By contrast, staying to the right until past the other vehicle usually creates gridlock (c.f. "human nature") and it requires a rather complicated dance of "who's got right of way." Whenever there are vehicles stacked up in the turn lanes approaching the crossover; there's no clear answer to "who got there first" and neither vehicle is to the right of the other. Thus the normal right-of-way rules are both irrelevant. So there is an increased chance that the vehicles will conflict trying to take the right of way, and even well-meaning, gracious drivers can end up gridlocked. That situation is totally avoided by hugging the left edge.

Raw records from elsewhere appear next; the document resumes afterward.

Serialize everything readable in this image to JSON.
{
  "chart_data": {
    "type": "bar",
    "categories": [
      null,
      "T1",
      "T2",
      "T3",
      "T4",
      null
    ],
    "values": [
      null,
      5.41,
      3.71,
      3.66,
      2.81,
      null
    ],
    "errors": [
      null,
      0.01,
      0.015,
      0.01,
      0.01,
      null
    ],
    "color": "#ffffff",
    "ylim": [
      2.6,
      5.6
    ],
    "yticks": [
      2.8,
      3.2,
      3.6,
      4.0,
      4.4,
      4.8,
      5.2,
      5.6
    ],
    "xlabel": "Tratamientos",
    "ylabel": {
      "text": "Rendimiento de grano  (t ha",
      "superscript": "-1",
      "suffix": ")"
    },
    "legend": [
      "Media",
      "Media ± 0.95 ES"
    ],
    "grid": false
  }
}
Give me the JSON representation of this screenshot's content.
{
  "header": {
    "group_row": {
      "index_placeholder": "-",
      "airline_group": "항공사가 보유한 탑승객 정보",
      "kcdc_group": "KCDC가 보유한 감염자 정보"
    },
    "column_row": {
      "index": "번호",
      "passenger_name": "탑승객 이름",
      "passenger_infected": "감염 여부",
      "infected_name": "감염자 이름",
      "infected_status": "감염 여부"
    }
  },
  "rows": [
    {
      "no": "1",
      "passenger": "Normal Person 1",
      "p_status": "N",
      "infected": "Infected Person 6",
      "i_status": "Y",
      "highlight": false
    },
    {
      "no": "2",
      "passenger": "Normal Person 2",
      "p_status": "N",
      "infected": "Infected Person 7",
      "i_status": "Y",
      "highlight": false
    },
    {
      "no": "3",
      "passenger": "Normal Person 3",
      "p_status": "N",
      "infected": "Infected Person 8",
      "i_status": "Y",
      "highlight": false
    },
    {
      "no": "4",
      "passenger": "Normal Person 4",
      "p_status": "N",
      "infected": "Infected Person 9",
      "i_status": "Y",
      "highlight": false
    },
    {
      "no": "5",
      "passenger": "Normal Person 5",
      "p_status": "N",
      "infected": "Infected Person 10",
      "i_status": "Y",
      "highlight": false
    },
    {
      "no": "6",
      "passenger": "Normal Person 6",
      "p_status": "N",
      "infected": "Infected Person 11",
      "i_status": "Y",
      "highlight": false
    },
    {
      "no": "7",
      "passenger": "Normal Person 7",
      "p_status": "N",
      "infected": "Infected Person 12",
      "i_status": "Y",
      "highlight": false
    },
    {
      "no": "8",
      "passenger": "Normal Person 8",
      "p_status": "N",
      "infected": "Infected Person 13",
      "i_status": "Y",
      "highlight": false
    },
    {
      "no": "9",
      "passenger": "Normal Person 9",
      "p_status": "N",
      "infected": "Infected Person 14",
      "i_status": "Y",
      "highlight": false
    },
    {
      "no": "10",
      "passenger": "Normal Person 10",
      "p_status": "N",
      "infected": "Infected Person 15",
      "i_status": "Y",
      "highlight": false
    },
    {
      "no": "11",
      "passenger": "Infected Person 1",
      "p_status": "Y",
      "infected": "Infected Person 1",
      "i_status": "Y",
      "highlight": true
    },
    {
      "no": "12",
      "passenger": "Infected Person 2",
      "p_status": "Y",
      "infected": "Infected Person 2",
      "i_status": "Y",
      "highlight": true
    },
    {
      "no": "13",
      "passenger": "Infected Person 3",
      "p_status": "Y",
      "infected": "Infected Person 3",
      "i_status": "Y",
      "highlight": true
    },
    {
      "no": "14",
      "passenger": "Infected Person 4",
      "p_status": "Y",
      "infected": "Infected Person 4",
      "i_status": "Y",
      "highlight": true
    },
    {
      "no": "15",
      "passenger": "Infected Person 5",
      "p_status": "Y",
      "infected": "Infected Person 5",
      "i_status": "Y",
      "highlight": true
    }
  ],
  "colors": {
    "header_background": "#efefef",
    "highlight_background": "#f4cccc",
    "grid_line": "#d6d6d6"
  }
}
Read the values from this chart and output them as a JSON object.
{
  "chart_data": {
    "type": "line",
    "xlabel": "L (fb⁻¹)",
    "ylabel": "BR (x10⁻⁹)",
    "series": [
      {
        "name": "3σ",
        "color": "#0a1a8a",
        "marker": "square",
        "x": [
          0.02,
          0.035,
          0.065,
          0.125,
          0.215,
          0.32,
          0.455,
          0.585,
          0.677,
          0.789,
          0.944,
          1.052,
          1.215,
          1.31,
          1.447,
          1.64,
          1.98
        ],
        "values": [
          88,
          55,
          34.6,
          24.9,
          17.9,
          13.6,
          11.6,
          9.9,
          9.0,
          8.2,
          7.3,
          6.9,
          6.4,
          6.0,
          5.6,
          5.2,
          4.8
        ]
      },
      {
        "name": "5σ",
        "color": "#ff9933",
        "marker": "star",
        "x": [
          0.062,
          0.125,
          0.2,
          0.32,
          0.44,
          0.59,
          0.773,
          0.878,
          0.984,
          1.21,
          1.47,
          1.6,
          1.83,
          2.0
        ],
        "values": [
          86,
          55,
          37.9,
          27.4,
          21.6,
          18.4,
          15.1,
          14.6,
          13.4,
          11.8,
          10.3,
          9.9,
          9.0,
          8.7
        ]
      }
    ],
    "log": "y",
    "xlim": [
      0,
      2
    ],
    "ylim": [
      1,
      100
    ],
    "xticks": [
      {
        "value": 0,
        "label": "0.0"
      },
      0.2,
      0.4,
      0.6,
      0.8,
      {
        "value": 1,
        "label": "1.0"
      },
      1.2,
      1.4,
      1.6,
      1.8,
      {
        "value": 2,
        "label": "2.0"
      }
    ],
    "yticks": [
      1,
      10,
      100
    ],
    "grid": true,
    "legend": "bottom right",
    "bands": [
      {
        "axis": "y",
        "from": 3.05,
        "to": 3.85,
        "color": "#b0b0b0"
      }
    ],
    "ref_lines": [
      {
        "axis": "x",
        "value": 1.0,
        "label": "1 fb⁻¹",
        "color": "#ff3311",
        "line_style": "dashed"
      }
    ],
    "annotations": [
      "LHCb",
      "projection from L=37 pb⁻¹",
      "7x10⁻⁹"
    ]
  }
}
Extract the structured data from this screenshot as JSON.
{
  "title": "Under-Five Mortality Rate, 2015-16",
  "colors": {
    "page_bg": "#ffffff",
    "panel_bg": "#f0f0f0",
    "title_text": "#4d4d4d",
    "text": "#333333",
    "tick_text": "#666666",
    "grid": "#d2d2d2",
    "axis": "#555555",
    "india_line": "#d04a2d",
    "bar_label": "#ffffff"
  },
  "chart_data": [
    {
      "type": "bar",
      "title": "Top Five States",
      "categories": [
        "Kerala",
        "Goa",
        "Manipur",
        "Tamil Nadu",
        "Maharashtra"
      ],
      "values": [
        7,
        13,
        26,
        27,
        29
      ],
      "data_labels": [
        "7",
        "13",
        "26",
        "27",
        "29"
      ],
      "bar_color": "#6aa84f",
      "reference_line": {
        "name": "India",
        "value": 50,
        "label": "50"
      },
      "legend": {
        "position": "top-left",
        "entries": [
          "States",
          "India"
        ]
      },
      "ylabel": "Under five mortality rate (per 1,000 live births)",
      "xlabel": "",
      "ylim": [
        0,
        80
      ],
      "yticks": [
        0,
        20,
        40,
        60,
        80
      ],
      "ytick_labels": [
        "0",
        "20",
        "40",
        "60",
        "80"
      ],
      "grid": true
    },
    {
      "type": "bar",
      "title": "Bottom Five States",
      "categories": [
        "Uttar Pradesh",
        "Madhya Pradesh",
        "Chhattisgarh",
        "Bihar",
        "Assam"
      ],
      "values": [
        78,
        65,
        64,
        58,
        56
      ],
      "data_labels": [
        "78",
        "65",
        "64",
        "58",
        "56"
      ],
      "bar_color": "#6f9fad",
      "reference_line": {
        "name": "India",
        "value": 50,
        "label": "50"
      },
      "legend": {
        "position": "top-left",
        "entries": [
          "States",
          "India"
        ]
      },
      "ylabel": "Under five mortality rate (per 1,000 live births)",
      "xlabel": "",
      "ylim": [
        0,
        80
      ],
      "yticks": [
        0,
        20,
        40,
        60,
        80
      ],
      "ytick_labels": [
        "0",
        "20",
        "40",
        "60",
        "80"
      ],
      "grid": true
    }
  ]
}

Note that someone's previous comment about how the left-hugging vehicles cause problems for a vehicle using the crossover to ENTER or CROSS the highway from a side street is (in my opinion) a red herring. In a situation where there are already vehicles stacked up in the crossover turn lane, those waiting vehicles are already in the roadway and thus definitely have the right-of-way. In that case, the side-street vehicles cannot legally enter the same intersection, and thus there is no chance for this situation to cause a conflict.
If the SHA really wanted to make it obvious, then a traffic control device could be implemented - a dashed line indicating correct motion, or a sign indicating what was mandatory. Since they have not chosen to do so, and there is no unambiguous language in the law, I believe it's incorrect to call the left-hugging method "wrong".